3. Unavoidability should not be required for mandated disclosures. General consensus could also be found in the participants’ agreement that the Internet is an efficient communication medium which should be used efficiently. Technology exists to force internet users to view certain screens before they can proceed further into a website. Screens that are required to be viewed are regarded as "unavoidable." The FTC has posed the question as to whether certain disclosures should be "unavoidable" by website visitors. The question was put to the workshops as to whether, in electronic media, mandated disclosures should be shown on unavoidable screens. There was, surprisingly, general agreement that unavoidable screens bearing mandated disclosures should not be required. Unavoidable screens have thus far been used primarily when users and visitors to a website are asked to register or otherwise provide information to the host of the site. As a result, when a page is unavoidable, the mere fact that it is mandated reading appears to cause users to pay less attention - indeed, they appear to regard it as a nuisance since they often delay the user’s access to desired information. The very fact that a screen cannot be avoided could result in the user completely disregarding the very information deemed most critical. The "unavoidability" approach was properly and soundly rejected by the participants at the workshop.

Conclusion

Bell Atlantic believes that the electronic media and electronic commerce are advantageous to both consumers and to businesses, enabling greater quantities of information to be provided in a more palatable way than was possible by conventional media. We believe that the Commission has made great advances in understanding the new media, both in its promise and its dangers. At this time, the most pressing problems which are raised by webcommerce are those which have always posed significant consumer protection issues: pyramid schemes and other outright frauds.

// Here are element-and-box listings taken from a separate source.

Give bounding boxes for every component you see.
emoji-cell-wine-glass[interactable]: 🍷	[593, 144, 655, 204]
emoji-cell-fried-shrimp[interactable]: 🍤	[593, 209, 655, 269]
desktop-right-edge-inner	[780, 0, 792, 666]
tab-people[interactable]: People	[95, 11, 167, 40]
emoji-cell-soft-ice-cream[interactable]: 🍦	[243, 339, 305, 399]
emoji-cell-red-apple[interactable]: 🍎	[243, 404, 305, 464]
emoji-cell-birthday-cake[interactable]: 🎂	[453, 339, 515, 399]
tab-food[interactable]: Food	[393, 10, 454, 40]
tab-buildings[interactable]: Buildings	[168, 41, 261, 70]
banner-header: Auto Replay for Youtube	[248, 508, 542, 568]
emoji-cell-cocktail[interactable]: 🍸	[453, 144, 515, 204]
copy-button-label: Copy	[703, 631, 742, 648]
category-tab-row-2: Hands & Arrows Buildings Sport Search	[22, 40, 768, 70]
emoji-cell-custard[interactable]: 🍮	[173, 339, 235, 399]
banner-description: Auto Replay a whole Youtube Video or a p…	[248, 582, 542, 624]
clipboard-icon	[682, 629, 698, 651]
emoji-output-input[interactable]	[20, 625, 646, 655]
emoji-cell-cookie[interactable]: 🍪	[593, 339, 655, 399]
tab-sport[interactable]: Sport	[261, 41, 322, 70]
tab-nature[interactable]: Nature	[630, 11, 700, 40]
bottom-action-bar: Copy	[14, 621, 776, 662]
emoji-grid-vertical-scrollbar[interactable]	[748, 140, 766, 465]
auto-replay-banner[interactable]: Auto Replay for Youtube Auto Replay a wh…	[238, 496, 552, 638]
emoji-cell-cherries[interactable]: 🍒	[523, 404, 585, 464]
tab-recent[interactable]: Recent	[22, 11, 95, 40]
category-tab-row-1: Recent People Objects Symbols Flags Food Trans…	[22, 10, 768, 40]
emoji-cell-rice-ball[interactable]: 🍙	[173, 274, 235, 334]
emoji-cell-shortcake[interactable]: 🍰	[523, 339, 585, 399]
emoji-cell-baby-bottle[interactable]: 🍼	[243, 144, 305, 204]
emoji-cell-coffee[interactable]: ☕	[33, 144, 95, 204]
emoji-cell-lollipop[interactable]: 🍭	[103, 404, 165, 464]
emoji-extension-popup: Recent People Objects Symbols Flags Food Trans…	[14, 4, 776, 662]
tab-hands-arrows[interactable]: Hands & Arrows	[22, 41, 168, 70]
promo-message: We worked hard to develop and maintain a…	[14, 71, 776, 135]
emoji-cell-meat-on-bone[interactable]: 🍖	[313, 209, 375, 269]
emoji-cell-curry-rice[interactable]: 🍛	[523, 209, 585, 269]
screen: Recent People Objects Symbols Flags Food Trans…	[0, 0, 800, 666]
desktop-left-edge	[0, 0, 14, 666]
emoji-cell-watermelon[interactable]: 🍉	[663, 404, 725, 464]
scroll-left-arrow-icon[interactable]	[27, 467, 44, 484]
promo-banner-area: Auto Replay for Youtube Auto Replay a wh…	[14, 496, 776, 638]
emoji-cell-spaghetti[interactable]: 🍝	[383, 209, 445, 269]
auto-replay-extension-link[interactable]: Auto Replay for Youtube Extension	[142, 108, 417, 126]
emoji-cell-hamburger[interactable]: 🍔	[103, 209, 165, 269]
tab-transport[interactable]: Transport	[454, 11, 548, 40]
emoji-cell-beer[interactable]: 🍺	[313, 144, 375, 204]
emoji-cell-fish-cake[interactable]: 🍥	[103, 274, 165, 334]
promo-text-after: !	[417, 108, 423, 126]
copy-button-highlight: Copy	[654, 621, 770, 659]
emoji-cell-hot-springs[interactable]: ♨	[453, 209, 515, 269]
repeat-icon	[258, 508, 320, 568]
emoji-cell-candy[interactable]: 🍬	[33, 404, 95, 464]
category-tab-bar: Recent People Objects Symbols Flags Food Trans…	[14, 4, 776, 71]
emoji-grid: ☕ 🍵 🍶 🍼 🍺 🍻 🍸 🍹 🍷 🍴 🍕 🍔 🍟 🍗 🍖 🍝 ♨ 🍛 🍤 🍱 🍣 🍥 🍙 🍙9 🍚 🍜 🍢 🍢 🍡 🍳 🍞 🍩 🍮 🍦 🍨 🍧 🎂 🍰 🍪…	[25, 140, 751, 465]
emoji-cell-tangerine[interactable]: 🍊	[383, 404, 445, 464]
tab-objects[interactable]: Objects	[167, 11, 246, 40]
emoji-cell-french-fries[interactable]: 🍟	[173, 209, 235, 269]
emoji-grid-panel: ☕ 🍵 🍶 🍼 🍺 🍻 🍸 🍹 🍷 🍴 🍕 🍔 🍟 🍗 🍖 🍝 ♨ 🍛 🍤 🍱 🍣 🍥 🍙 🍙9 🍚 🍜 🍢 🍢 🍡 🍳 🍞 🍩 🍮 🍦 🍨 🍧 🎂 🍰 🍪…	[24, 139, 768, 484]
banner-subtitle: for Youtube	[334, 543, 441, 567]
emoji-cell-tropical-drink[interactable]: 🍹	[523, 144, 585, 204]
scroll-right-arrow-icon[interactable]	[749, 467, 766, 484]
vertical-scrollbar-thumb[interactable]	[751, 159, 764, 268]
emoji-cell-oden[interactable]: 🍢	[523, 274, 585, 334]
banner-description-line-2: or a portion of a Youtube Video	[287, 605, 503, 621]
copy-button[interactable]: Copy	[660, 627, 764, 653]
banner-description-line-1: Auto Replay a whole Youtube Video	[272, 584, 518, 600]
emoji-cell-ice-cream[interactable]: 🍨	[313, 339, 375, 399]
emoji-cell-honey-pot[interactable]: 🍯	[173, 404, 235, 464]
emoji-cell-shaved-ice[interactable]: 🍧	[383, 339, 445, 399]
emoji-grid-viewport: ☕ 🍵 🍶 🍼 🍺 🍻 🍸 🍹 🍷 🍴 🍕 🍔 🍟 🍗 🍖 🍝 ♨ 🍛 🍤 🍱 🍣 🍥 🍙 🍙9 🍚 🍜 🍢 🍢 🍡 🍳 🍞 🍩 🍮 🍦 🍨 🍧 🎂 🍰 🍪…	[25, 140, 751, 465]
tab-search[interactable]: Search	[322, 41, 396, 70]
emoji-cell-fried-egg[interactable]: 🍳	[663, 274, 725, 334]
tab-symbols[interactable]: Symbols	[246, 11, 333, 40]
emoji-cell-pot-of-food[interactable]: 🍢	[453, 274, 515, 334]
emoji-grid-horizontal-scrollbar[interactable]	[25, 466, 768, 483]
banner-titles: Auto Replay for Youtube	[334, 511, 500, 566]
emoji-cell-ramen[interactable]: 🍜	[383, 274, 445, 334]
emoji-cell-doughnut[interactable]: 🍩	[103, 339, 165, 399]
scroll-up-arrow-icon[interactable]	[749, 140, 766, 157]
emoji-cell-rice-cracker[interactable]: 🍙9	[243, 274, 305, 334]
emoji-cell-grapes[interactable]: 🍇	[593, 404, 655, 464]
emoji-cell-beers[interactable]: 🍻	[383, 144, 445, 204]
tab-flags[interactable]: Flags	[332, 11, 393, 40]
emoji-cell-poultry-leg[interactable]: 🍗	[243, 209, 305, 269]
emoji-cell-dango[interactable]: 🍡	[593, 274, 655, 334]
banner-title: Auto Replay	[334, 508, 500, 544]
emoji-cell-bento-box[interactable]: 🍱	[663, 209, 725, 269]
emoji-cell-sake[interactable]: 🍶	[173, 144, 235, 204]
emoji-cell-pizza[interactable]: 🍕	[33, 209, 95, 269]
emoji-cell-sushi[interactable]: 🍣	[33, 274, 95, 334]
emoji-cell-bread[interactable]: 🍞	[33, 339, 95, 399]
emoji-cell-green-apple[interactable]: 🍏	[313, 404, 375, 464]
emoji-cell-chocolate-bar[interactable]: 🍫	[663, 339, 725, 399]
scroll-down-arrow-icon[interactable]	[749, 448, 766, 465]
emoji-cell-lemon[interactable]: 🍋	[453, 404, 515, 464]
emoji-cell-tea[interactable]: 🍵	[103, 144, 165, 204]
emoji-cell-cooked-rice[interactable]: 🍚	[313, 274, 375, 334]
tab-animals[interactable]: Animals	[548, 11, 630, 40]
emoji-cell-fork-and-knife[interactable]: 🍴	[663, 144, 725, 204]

We find it significant that both consumer groups and businesses demonstrated high levels of agreement with respect to the methodology of making disclosures on the Internet. We urge the Commission to heed the message that this consensus sends and permit the unhindered growth of electronic commerce in its current fashion. We believe the Commission should focus on those areas where complaints reveal significant consumer problems with respect to electronic commerce. Those problems appear to be inherent in online auctions and in frauds when schemes have adapted to the online environment. It is in those areas that the FTC should continue to focus its resources. The Commission has demonstrated that it can be quite effective in detecting and exposing such harmful activities and we believe the Workshop demonstrated to the Commission that in this new media, advertising can be a true vehicle for education of the consumer about the products and services being sold.